Halil Mert

Halil Mert

Seçim Sonuçları ve Yeni Dönem Duruşları

Seçim Sonuçları ve Yeni Dönem Duruşları

 Seçimler bitti..

         15 Temmuz’dan sonra en ahmak adam bile Allah-ü Teâlâ’nın kendi planını icra ettiğini görür. Nasıl mı? Şahıslar, partiler bazında kimsenin planı gerçekleşmedi. Cumhurbaşkanımız % 53’e yakın oy aldı. Ancak AKPARTİ ciddi oy kaybetti. MHP oylarını korudu. En büyük nedeni, AKPARTİ ile yaptığı ittifak ve R. Tayyip Erdoğan’ı aday göstermesi. CHP ciddi oy kaybetti. Bölücülüğe verdiği desteğin sosyal sonuçlarını göremedi. HDP, PKK’nın halkın üzerindeki baskısı azalmasına rağmen ciddi oy kaybı yaşamadı.

        

         Seçimden çıkardığım somut sonuçları arz ediyorum.

         Cumhurbaşkanımıza teveccüh artmıştır.

         AKPARTİ ciddi oy kaybetmiştir. Başlıca nedeni kibir dağları ve şımarıklık. Ders çıkartıp yeniden tertiplenilmez ise, Büyük Şehirler başta olmak üzere belediyeleri yeniden alması zor görünüyor. Maalesef yerelde çok ders alınmış da görünmüyor. Yerel seçimlerde MHP ile ittifak devam etmeli, her yerel birimde şimdiden çalışma başlatılıp stratejik davranılmalı.

         MHP çok doğru bir siyaset takip ediyor. Seçim ittifakına azami saygı gösteriyor. Halkımız özellikle Cumhurbaşkanımızın yanında durmasının karşılığını kendilerine vermeye devam edecektir.

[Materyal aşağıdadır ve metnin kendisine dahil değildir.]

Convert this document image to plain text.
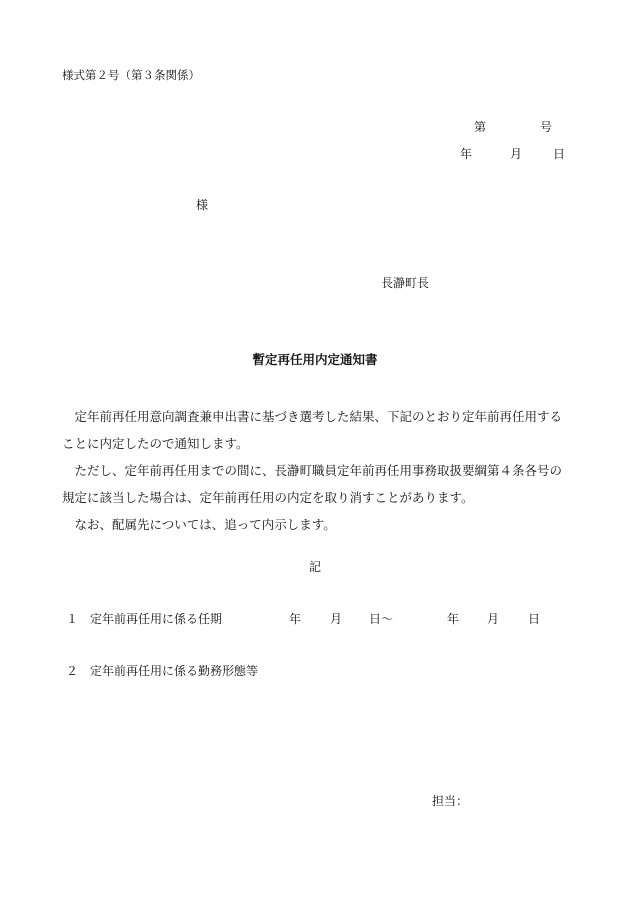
様式第２号（第３条関係）
第	号
年	月	日
様
長瀞町長
暫定再任用内定通知書

定年前再任用意向調査兼申出書に基づき選考した結果、下記のとおり定年前再任用することに内定したので通知します。

ただし、定年前再任用までの間に、長瀞町職員定年前再任用事務取扱要綱第４条各号の規定に該当した場合は、定年前再任用の内定を取り消すことがあります。

なお、配属先については、追って内示します。

記
１ 定年前再任用に係る任期	年 月 日～	年 月 日
２ 定年前再任用に係る勤務形態等
担当：
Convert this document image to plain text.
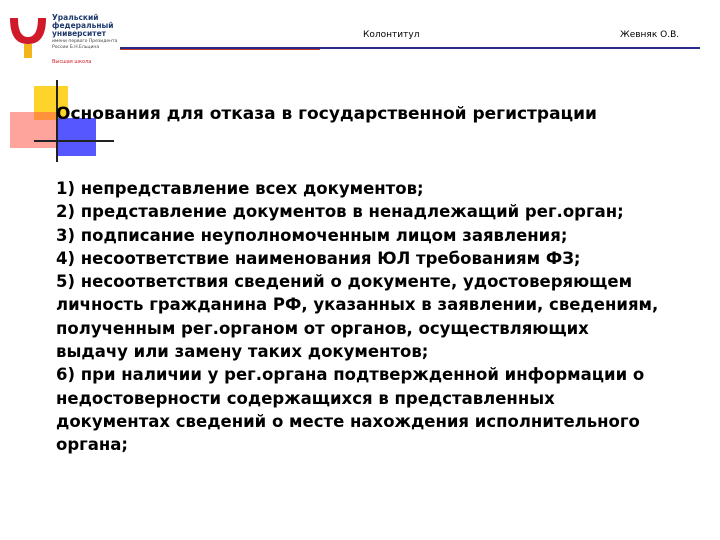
Уральский
федеральный
университет
имени первого Президента
России Б.Н.Ельцина
Высшая школа
Колонтитул	Жевняк О.В.
Основания для отказа в государственной регистрации
1) непредставление всех документов;
2) представление документов в ненадлежащий рег.орган;
3) подписание неуполномоченным лицом заявления;
4) несоответствие наименования ЮЛ требованиям ФЗ;
5) несоответствия сведений о документе, удостоверяющем личность гражданина РФ, указанных в заявлении, сведениям, полученным рег.органом от органов, осуществляющих выдачу или замену таких документов;
6) при наличии у рег.органа подтвержденной информации о недостоверности содержащихся в представленных документах сведений о месте нахождения исполнительного органа;
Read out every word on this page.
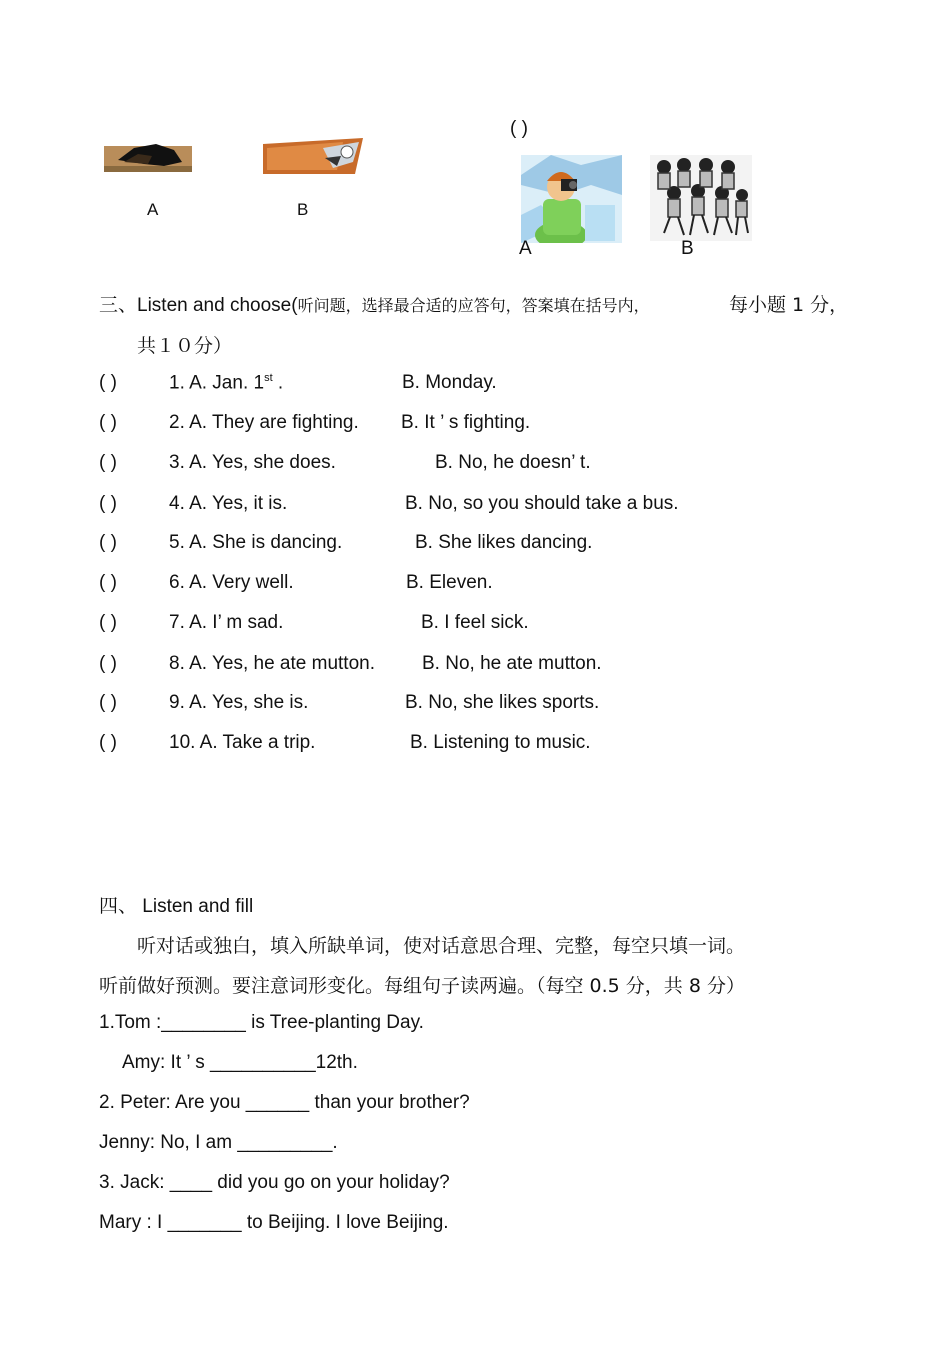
A	B
( )
A	B
三、Listen and choose(听问题，选择最合适的应答句，答案填在括号内，	每小题 1 分，
共１０分）
( )	1. A. Jan. 1st .	B. Monday.
( )	2. A. They are fighting. B. It ’ s fighting.
( )	3. A. Yes, she does.	B. No, he doesn’ t.
( )	4. A. Yes, it is.	B. No, so you should take a bus.
( )	5. A. She is dancing.	B. She likes dancing.
( )	6. A. Very well.	B. Eleven.
( )	7. A. I’ m sad.	B. I feel sick.
( )	8. A. Yes, he ate mutton. B. No, he ate mutton.
( )	9. A. Yes, she is.	B. No, she likes sports.
( )	10. A. Take a trip.	B. Listening to music.
四、 Listen and fill
听对话或独白，填入所缺单词，使对话意思合理、完整，每空只填一词。
听前做好预测。要注意词形变化。每组句子读两遍。（每空 0.5 分，共 8 分）
1.Tom :________ is Tree-planting Day.
Amy: It ’ s __________12th.
2. Peter: Are you ______ than your brother?
Jenny: No, I am _________.
3. Jack: ____ did you go on your holiday?
Mary : I _______ to Beijing. I love Beijing.
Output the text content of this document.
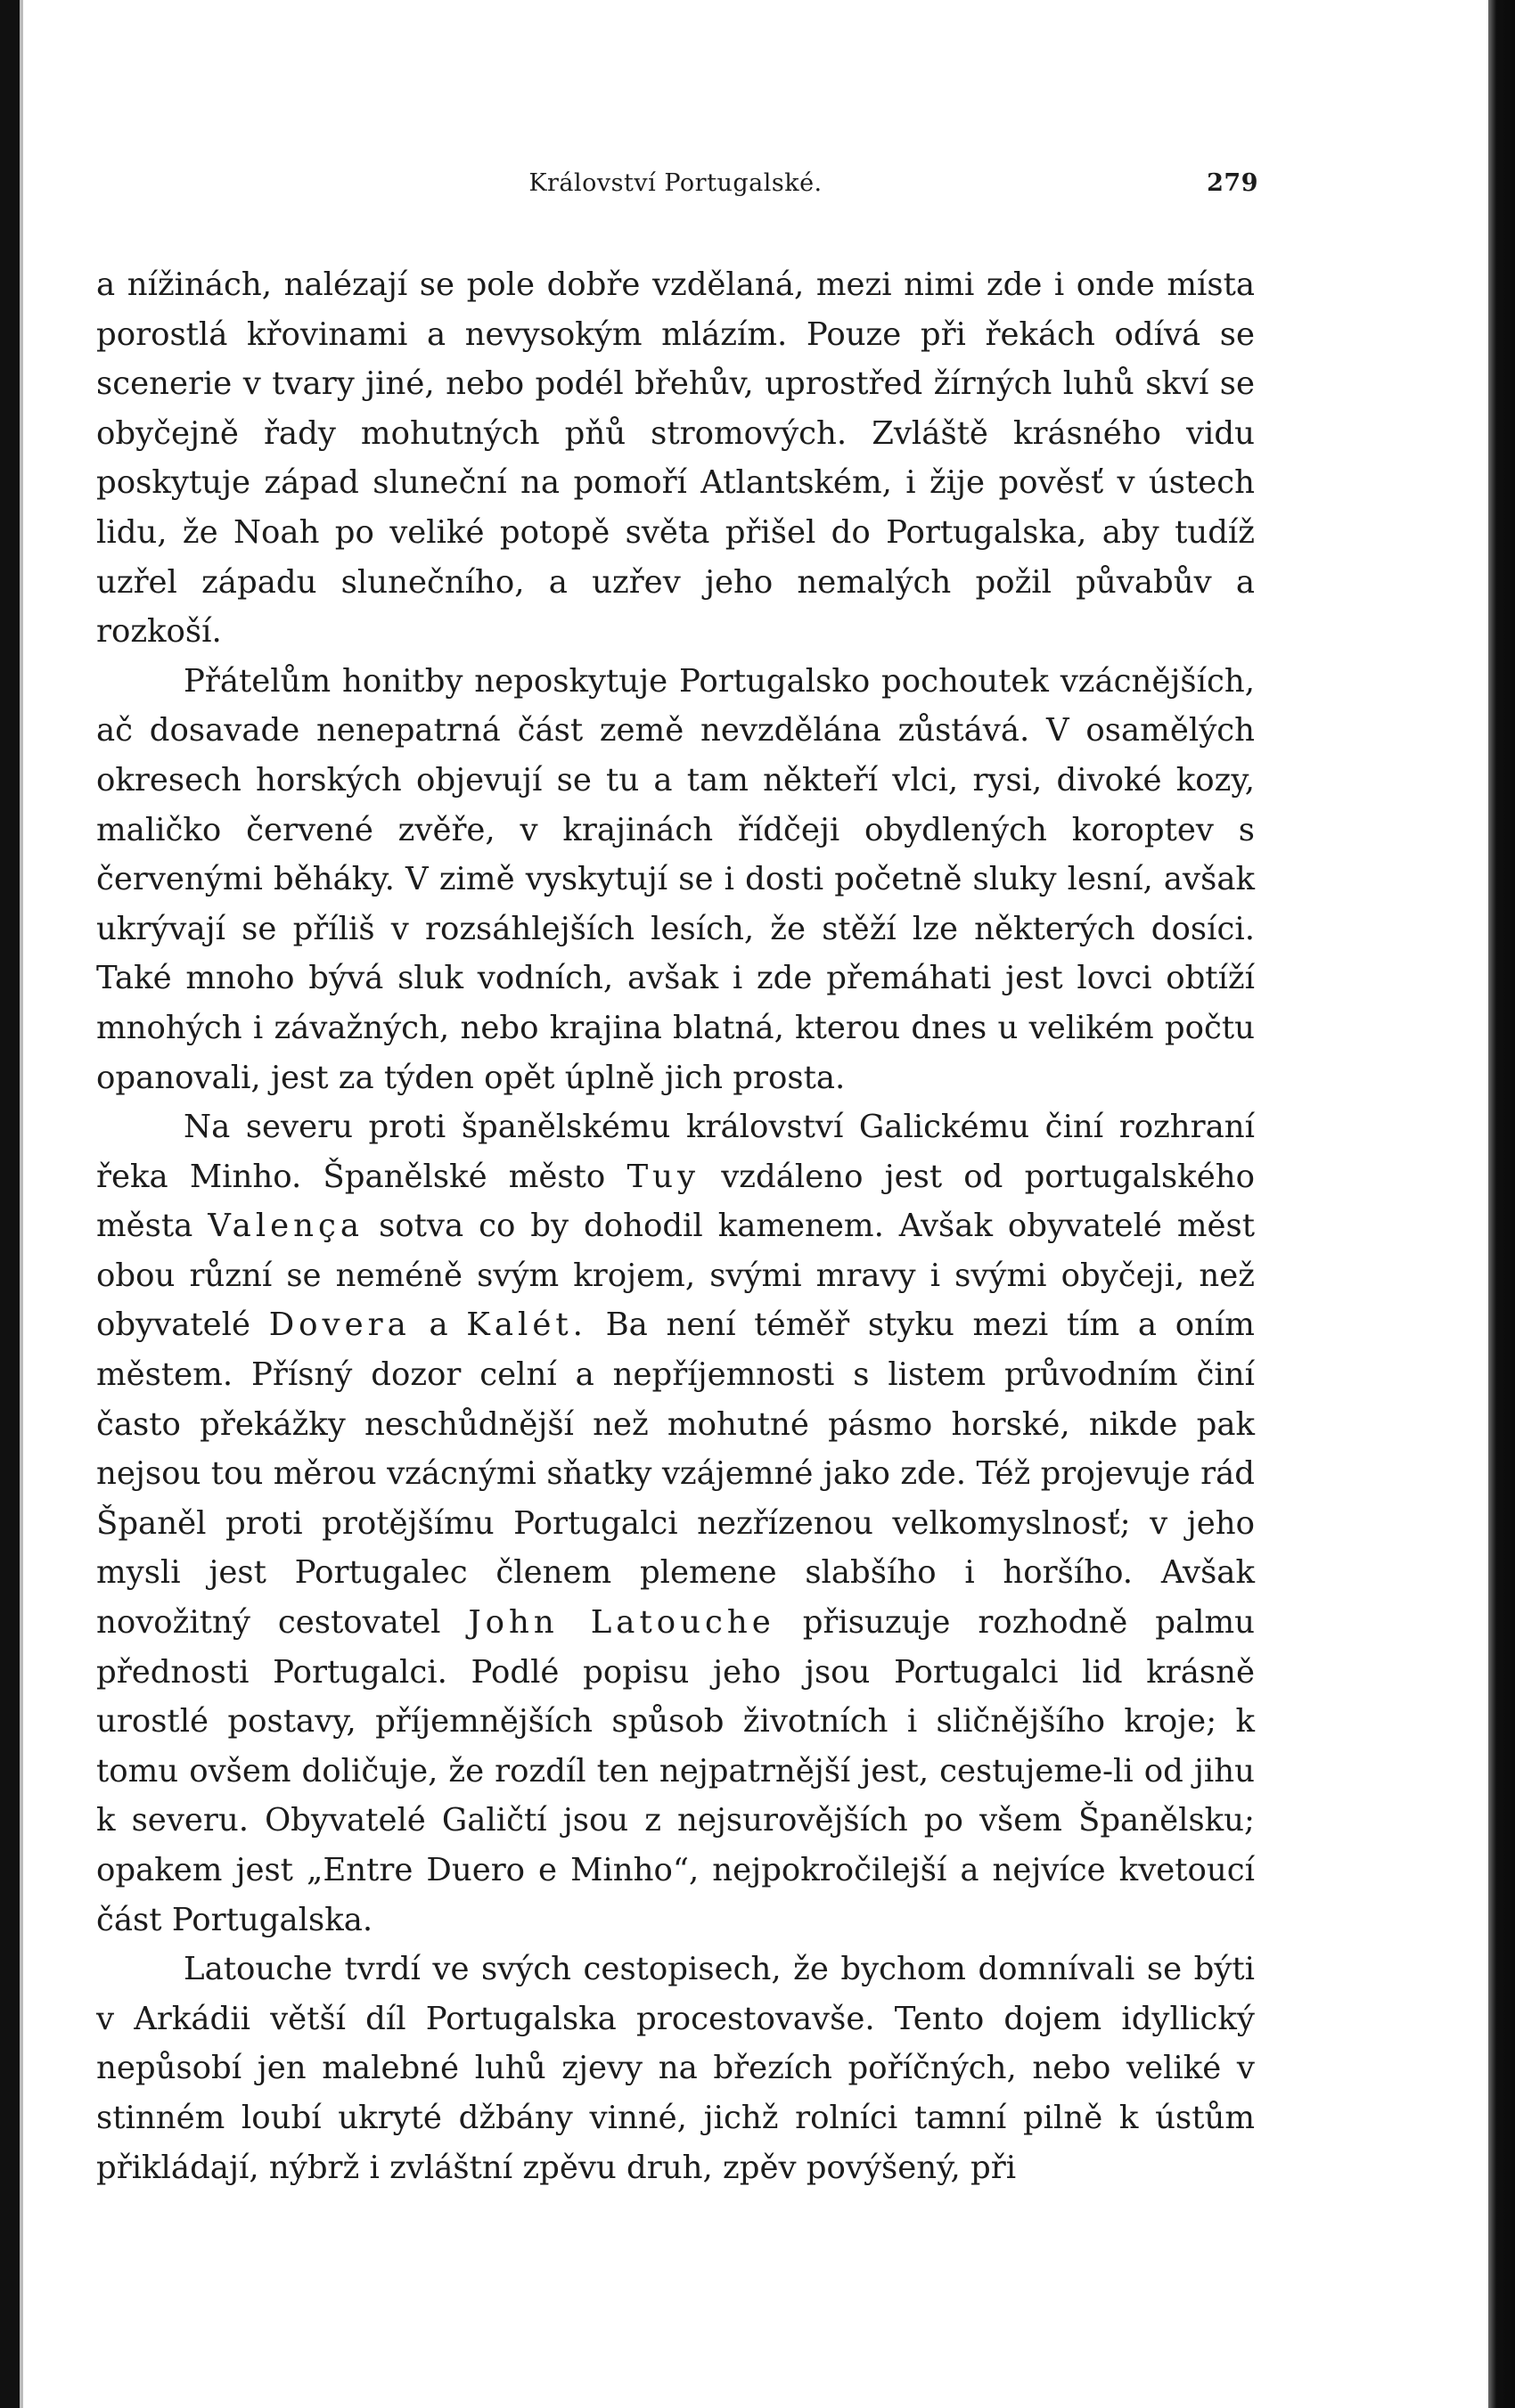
Království Portugalské.	279

a nížinách, nalézají se pole dobře vzdělaná, mezi nimi zde i onde místa porostlá křovinami a nevysokým mlázím. Pouze při řekách odívá se scenerie v tvary jiné, nebo podél břehův, uprostřed žírných luhů skví se obyčejně řady mohutných pňů stromových. Zvláště krásného vidu poskytuje západ sluneční na pomoří Atlantském, i žije pověsť v ústech lidu, že Noah po veliké potopě světa přišel do Portugalska, aby tudíž uzřel západu slunečního, a uzřev jeho nemalých požil půvabův a rozkoší.

Přátelům honitby neposkytuje Portugalsko pochoutek vzácnějších, ač dosavade nenepatrná část země nevzdělána zůstává. V osamělých okresech horských objevují se tu a tam někteří vlci, rysi, divoké kozy, maličko červené zvěře, v krajinách řídčeji obydlených koroptev s červenými běháky. V zimě vyskytují se i dosti početně sluky lesní, avšak ukrývají se příliš v rozsáhlejších lesích, že stěží lze některých dosíci. Také mnoho bývá sluk vodních, avšak i zde přemáhati jest lovci obtíží mnohých i závažných, nebo krajina blatná, kterou dnes u velikém počtu opanovali, jest za týden opět úplně jich prosta.

Na severu proti španělskému království Galickému činí rozhraní řeka Minho. Španělské město Tuy vzdáleno jest od portugalského města Valença sotva co by dohodil kamenem. Avšak obyvatelé měst obou různí se neméně svým krojem, svými mravy i svými obyčeji, než obyvatelé Dovera a Kalét. Ba není téměř styku mezi tím a oním městem. Přísný dozor celní a nepříjemnosti s listem průvodním činí často překážky neschůdnější než mohutné pásmo horské, nikde pak nejsou tou měrou vzácnými sňatky vzájemné jako zde. Též projevuje rád Španěl proti protějšímu Portugalci nezřízenou velkomyslnosť; v jeho mysli jest Portugalec členem plemene slabšího i horšího. Avšak novožitný cestovatel John Latouche přisuzuje rozhodně palmu přednosti Portugalci. Podlé popisu jeho jsou Portugalci lid krásně urostlé postavy, příjemnějších spůsob životních i sličnějšího kroje; k tomu ovšem doličuje, že rozdíl ten nejpatrnější jest, cestujeme-li od jihu k severu. Obyvatelé Galičtí jsou z nejsurovějších po všem Španělsku; opakem jest „Entre Duero e Minho“, nejpokročilejší a nejvíce kvetoucí část Portugalska.

Latouche tvrdí ve svých cestopisech, že bychom domnívali se býti v Arkádii větší díl Portugalska procestovavše. Tento dojem idyllický nepůsobí jen malebné luhů zjevy na březích poříčných, nebo veliké v stinném loubí ukryté džbány vinné, jichž rolníci tamní pilně k ústům přikládají, nýbrž i zvláštní zpěvu druh, zpěv povýšený, při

MHP’ne ittifakın moral ve sandık katkısı en az % 5’tir. MHP, D. Anadolu’da ciddi anlamda çalışmalıdır. “Ben Kürt’üm.” diyene saygılı davranmalıdır. Unutulmasın ki, son yüzyılın en büyük Ülkücülerinden biri Kuşçubaşı Eşref’in emir eri Sudan’lı Zenci Musa’dır. (Nedeni için lütfen vefat ettiğinde sandığından neler çıkmış bakınız.)   

         CHP, HDP’ye destek vererek Kemalist İdeolojiyi tüm yurtta gömmüştür. Bu seçimde klasik ve faşist Kemalizm gündemden düşmüştür. M. İnce, halkı kucaklama anlamında yerli ve muhafazakâr söylemlerle gündem oluşturmuş, kavgaya karşı bir tutum izlemiş karşılığını da fazlası ile almıştır. Artık Türkiye Siyasetinde M. İnce adlı bir aktör var.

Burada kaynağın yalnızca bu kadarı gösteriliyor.